I stalked him shamelessly. I hounded him, followed his scent, tracked his every move. I kept close on his tail, and I wasn’t even discreet about it.

In the process, I learned so much. Tracking Jesus was a fun and wonderful way to know him better.

following Jesus, Gospel of Mark

I printed out the Gospel of Mark (double-spaced, wide margins, plenty of room for marking and writing). Whenever I came across a “where” I underlined it in orange. In addition, if the “where” referred to Jesus’ location, I added it to my “Tracking Jesus” list.

Jesus' location, Gospel of Mark

I wrote Jesus’ location followed by the verse I got it from in the Gospel of Mark:

… → Jerusalem, into the temple (11:11) → to Bethany (11:11) → they left Bethany the next day (11:12) → to Jerusalem, entered the temple (11:15) → out of the city (when evening came) (11:19) → passing by (in the morning, on the way to Jerusalem) (11:20) → again to Jerusalem (11:27) → …

It seemed to me, Jesus and the disciples had their “main thing” going on in Jerusalem, but they spent the nights in Bethany, using a place there as a kind of base. But their real mission, the nitty-gritty action, took place in Jerusalem. Sleep in Bethany, minister in Jerusalem, sleep in Bethany, go back to the mission hot spot—Jerusalem…

I had my own missions to accomplish. For example, Monday:

  1. Post office to mail birthday gift.
  2. Drop off boys at piano lessons.
  3. Buy pants for Derek.
  4. Back at piano lessons. Twenty minutes left, so read book.
  5. Drive to library. Return books, pick up holds, check out.
  6. Drive home. Make meatball soup for dinner.

Home → Post Office → Piano Lessons → Clothing Store → Piano Lessons → Libary → Home.

The Holy Spirit gave me some nudges. I was too “mission”-oriented. What about the in-betweens (for the in-betweens are places, too)? It was in an in-between transit time that Jesus noticed and talked about the fig tree (Mark 11:11-14 and 11:20-26). He used this time to speak great truths to his disciples about faith and prayer. But, this time around, the biggest eye-opener for me was not so much the lesson itself, but where it happened. The fig-tree incident didn’t happen at what I thought was the “main mission site” (Jerusalem) or even at the home base (Bethany). It happened on the way, “as they were passing by” (Mark 11:20).

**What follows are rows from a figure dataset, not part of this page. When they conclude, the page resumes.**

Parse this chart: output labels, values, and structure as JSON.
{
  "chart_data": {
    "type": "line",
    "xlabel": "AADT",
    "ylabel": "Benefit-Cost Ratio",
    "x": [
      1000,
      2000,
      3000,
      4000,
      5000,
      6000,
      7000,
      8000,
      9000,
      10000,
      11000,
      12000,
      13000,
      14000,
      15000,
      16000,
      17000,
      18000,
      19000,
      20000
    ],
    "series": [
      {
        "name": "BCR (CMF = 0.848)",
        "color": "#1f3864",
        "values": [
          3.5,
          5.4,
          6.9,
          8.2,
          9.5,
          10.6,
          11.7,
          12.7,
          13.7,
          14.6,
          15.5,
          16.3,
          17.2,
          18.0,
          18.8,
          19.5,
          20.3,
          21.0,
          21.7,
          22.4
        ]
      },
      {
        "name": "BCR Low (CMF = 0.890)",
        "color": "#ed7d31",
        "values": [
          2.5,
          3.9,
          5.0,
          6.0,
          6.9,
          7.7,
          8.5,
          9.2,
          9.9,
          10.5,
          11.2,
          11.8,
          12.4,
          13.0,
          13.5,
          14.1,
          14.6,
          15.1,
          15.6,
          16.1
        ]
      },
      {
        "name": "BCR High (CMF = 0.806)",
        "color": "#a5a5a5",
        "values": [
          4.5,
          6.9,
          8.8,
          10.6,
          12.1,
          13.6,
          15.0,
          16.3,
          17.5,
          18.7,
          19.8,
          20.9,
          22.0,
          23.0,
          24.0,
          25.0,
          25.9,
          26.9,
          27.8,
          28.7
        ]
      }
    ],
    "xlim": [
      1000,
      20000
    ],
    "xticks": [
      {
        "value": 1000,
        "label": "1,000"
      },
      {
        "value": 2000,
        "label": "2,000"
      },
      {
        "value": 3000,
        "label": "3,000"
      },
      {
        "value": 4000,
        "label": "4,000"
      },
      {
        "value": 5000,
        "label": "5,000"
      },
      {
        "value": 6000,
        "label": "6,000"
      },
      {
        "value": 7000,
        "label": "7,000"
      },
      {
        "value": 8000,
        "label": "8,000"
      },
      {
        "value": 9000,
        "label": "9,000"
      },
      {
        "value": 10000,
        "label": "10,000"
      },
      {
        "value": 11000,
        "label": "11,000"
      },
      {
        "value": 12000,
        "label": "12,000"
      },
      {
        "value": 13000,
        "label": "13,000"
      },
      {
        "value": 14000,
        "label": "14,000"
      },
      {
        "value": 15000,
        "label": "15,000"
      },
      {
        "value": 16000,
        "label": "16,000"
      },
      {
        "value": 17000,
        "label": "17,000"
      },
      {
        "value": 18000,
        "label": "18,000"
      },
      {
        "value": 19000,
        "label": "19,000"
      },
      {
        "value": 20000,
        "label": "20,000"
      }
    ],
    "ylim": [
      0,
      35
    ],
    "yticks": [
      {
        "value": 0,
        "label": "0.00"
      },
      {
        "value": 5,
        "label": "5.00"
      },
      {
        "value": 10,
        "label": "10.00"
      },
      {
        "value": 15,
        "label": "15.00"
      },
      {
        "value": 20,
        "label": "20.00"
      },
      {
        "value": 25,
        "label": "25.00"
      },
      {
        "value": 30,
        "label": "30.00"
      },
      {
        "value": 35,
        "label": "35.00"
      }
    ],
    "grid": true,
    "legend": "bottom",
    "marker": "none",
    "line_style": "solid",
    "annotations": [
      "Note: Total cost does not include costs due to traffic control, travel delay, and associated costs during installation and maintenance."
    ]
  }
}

When I walk around the library, first to the drop-off slot, then to the shelves, then to the checkout, I don’t tend to notice anything—or anyone—else. Yet people are there—a woman, perhaps a future friend, I could have smiled at; the librarian I see every week but whose name I still don’t know; a potentially good book on a shelf I never stop to browse.

When I drive to piano lessons, I don’t tend to notice anything else. Yet people are there, too—my own sons in conversation.

Yes, I have missions to accomplish, to-do items to check off. But what am I missing on the way?

Are you on the lookout for what God has for you in the in-betweens?

Father, help me pay attention during the in-between, in-transit times, not just when I am at the supposed “ministry destination” or “ministry location.” The comings and goings matter, too.